I have a few projects that could use this. First, i
want to make a program that will write directly to
video memory, and secondly, i need to make a
number-crunching function for a C program in assembly
that will run as fast as i can make it, and it is my
understanding that programs run faster in real mode
because they are not sharing resources with the OS.
Comments
Also, to return to Windows from DOS, you'd just run c:windowswin.com. (Use interrupts, or tell user to type it at the DOS prompt)
In most cases, it will start up Windows. Sometimes it may say it can't find a certain file such as himem.sys. Don't panic. That's where you must press CTRL+ALT+DELETE and restart back to Windows.
Writing to video memory is like writing to regular memory, except you have to write to segment A000h
You can only access 64K of video memory at a time. (Also known as a video bank)
To switch to another bank, you'd do this:
mov ax, 4F05h
mov bx, 0
mov dx, (bank number)
int 10h
DX is the bank number to switch to.
No Text
How do you think Wolfenstein and other things run under windows? V86 mode. You don't have to shutdown windows in order to run in "real" mode (it's an emulated V86 mode).
Real mode is most definately NOT faster than protected mode, because many of the advanced techniques of pipelining, branch prediction, and caching can't be made use of by the processor.

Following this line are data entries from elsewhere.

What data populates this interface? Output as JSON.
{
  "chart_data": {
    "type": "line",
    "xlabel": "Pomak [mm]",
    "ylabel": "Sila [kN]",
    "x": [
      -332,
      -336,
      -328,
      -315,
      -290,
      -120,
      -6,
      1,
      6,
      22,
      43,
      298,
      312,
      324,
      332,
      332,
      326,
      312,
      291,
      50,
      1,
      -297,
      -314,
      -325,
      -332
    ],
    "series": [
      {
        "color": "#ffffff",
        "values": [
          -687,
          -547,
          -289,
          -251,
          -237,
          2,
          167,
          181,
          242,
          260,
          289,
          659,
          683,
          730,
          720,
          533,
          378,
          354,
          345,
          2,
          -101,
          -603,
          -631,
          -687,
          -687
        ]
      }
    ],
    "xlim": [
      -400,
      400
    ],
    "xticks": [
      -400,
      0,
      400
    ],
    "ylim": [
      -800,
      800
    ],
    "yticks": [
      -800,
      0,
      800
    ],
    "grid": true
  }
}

A gravity simulator I wrote is a full 10 times faster when I compile it in 32 bit protected mode than when I compile it in 16 bit real mode.
* takes off sunglasses, and pops out eyeballs*... SAY WHAT???? AFAIK that is the biggest load of crap I heared for years! Who told you this? It is simply not true. Command.com has nothing much to do with the way realmode is handled, and it certainly couldn't interfere with the SPEED your programs are running! The V in V86 stands for Virtual, not for step-by-step-interpretor-simulator.
As a little extra, I will supply a counter-example: Your statement would imply that a dos program would barely run any faster on a p300 than on a p150 (assuming we write a piece of non-pairing code, which is actually quite easy ;-p) under windows. Well it does. It runs faster. About twice as fast, to be precise. Not very surprising, eh?